Two days later, on June 19, Union cavalry returned to Middleburg in force. David McM. Gregg's division and John Buford's division both moved against Stuart, who had withdrawn to a commanding ridge just west of the town. Colonel J. Irvin Gregg, David's first cousin, led the lead Union brigade through the streets of Middleburg and against the ridge. The temperature hovered around 98 degrees Fahrenheit through the afternoon, exhausting men and horses on both sides. Repeated Union charges finally drove Stuart's horse artillery off the ridge and then his cavalry. Late in the day Buford's reserve brigade seized a contested hill south of Millville and the Confederate position became untenable. Stuart fell back along the turnpike to a second ridge behind a ravine on Kirk's Branch. Pleasonton, still cautious, did not press the pursuit. Union casualties on June 19 came to 99 - 16 killed, 46 wounded, 37 missing. Confederate losses were about 40, including Stuart's chief of staff Heros von Borcke.

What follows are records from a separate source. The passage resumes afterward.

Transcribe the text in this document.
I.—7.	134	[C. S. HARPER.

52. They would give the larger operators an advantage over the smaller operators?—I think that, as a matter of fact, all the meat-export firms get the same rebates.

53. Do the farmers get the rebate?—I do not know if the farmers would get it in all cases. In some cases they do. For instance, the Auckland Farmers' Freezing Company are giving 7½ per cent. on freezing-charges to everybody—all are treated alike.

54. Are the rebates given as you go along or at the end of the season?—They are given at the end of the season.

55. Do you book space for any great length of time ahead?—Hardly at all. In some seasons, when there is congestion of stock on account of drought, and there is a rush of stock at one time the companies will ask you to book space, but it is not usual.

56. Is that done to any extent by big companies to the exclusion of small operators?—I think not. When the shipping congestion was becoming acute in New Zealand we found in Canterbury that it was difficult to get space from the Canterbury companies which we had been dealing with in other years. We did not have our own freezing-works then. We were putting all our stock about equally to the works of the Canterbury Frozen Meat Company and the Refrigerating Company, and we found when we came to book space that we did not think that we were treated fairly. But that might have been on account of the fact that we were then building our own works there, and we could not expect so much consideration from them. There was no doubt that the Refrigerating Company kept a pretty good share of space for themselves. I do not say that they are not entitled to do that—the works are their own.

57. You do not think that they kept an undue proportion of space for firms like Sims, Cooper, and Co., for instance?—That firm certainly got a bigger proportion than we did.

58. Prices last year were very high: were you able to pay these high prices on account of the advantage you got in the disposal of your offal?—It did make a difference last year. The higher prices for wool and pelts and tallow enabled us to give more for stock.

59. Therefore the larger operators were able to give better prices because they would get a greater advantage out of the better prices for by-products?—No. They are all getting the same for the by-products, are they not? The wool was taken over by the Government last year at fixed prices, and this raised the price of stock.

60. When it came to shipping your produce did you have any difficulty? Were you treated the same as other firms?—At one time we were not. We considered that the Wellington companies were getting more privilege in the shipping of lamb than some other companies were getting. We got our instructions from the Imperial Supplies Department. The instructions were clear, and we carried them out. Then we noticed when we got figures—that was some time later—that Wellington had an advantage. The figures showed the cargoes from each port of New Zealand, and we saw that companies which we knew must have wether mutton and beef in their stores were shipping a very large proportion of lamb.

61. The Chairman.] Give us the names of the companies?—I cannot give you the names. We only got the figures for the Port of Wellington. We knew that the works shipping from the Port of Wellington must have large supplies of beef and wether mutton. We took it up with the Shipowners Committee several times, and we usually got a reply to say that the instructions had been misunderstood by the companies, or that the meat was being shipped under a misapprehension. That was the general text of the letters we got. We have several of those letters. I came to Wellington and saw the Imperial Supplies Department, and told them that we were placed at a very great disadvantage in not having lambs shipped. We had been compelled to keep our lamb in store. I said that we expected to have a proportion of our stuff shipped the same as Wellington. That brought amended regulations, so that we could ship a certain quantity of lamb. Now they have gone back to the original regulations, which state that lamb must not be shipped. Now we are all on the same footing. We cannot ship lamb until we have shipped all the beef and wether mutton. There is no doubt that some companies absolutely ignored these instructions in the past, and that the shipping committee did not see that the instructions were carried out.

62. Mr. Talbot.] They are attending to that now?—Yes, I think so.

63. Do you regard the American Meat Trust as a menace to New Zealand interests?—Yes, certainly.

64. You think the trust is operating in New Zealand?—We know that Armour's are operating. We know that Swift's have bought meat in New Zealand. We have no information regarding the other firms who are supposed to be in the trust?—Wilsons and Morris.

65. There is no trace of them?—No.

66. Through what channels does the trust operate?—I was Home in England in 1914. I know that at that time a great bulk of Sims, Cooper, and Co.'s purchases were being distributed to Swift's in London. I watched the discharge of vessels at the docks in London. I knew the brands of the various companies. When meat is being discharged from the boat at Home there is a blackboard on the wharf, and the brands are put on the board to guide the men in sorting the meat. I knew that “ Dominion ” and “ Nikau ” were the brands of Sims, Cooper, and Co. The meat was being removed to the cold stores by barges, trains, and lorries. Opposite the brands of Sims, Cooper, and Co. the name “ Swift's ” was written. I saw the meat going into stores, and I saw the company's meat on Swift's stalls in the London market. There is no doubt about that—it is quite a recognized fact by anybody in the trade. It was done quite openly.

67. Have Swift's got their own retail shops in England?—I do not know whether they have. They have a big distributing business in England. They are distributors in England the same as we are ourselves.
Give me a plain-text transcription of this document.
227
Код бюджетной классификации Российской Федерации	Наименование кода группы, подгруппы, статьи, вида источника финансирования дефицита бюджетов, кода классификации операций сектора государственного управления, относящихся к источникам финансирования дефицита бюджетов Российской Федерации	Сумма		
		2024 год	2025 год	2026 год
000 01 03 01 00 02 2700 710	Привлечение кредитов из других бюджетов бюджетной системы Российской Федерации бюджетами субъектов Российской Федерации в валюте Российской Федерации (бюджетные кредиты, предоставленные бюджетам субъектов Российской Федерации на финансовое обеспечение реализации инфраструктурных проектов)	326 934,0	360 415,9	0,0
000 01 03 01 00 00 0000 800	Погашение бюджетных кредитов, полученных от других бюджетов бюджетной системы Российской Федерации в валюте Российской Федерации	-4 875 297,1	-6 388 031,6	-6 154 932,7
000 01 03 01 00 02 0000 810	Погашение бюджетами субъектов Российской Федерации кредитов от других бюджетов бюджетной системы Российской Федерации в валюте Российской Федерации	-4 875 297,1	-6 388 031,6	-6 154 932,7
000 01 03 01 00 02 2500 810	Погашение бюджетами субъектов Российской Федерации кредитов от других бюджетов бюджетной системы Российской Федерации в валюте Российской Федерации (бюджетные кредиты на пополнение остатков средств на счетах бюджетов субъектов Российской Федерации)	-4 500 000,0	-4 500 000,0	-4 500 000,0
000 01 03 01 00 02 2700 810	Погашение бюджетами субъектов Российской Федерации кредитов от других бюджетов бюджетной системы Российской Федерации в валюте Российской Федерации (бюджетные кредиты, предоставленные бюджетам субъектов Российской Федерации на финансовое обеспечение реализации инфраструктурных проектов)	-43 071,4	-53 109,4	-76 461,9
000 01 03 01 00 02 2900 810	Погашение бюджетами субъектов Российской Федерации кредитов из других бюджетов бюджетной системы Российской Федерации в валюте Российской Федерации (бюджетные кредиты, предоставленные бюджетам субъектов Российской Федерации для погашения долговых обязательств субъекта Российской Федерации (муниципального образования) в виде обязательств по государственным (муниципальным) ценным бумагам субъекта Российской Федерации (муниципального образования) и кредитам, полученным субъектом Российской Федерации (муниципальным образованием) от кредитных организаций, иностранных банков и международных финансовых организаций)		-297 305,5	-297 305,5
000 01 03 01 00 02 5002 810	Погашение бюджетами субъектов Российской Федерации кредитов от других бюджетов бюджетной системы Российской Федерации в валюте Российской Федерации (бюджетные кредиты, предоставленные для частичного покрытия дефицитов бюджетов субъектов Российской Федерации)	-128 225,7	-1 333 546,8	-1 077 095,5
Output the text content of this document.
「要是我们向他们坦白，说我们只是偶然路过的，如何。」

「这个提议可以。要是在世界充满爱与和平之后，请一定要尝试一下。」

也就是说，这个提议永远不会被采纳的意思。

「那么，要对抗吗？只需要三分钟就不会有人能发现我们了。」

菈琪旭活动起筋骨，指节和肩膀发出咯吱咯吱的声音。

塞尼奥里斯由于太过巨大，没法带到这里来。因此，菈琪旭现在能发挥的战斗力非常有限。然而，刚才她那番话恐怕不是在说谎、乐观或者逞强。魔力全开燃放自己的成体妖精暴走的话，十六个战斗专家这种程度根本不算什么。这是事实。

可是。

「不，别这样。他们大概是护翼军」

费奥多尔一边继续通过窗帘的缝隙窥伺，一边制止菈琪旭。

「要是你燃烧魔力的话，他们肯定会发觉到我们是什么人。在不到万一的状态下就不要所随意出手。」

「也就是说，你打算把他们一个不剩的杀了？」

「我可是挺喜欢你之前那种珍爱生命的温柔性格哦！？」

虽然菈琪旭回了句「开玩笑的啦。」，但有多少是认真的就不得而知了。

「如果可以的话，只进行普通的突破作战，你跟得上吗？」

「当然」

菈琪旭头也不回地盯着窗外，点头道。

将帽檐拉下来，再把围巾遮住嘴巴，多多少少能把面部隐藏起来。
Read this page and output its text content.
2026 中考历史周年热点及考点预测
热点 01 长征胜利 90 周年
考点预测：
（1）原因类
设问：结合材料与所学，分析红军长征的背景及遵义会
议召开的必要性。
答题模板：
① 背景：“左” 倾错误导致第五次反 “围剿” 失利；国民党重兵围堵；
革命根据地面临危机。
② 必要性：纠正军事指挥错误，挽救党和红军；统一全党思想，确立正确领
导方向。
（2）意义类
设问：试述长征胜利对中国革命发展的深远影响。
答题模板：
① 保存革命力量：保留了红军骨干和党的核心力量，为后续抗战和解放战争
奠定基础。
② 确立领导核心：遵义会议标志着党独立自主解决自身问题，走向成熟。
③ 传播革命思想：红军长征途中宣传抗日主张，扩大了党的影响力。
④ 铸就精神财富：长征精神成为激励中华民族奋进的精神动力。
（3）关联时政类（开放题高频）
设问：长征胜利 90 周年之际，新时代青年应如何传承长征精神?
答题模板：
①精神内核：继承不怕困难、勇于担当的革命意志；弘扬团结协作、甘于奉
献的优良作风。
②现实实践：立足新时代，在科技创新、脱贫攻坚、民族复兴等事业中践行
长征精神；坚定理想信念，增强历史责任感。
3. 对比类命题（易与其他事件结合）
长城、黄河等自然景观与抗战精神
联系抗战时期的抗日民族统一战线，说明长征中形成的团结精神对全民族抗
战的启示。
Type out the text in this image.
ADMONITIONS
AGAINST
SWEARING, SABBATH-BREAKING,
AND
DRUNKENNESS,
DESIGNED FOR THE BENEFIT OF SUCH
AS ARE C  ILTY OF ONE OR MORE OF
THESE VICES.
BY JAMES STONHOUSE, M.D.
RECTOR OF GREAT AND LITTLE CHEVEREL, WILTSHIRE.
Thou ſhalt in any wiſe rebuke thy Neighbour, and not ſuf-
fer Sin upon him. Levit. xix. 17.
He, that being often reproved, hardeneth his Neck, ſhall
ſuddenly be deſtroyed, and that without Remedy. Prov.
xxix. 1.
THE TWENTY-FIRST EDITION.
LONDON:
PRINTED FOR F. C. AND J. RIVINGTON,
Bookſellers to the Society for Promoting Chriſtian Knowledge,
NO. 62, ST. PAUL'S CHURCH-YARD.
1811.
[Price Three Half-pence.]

Johann August Heinrich Heros von Borcke was a Prussian cavalry officer, six and a half feet tall, who had crossed the Atlantic in 1862 to volunteer for the Confederacy. He had become Stuart's chief of staff and his closest friend. On June 19, during the fight at Middleburg, von Borcke was struck in the neck by a bullet. He survived. He was nursed back to health and returned to active service the following spring, though never again at full strength. The bullet remained lodged in his neck for the rest of his life. He went home to Prussia after the war, served briefly in the Franco-Prussian War, and lived as a country gentleman on his family's estate. In 1895, thirty-two years after Middleburg, the old wound finally became septic. He died at age 59 - the last casualty of the cavalry fight at Middleburg. Middleburg itself is now one of the most picturesque towns in Northern Virginia, the heart of the Mosby Heritage Area, with many of the buildings used as field hospitals still standing along Washington Street. The Civil War Trust has preserved 5 acres of the battlefield.
The Battle of Middleburg battlefield sits at 38.968 N, 77.760 W, in and around the town of Middleburg in Loudoun County, Virginia. Recommended viewing altitude is 2,500 to 4,000 feet AGL for the best look at the small historic town, the Loudoun Valley rolling country around it, and the ridges to the west where Stuart held his last positions. The nearest airport is Leesburg Executive (KJYO), about 13 nautical miles north. Manassas Regional (KHEF) lies 15 nm southeast. The Blue Ridge rises about 10 nm west. Middleburg sits along U.S. Route 50 in the heart of Northern Virginia's horse country - expect rolling green pasture and stone fence lines from above. Best light is mid-morning for the historic buildings on Washington Street.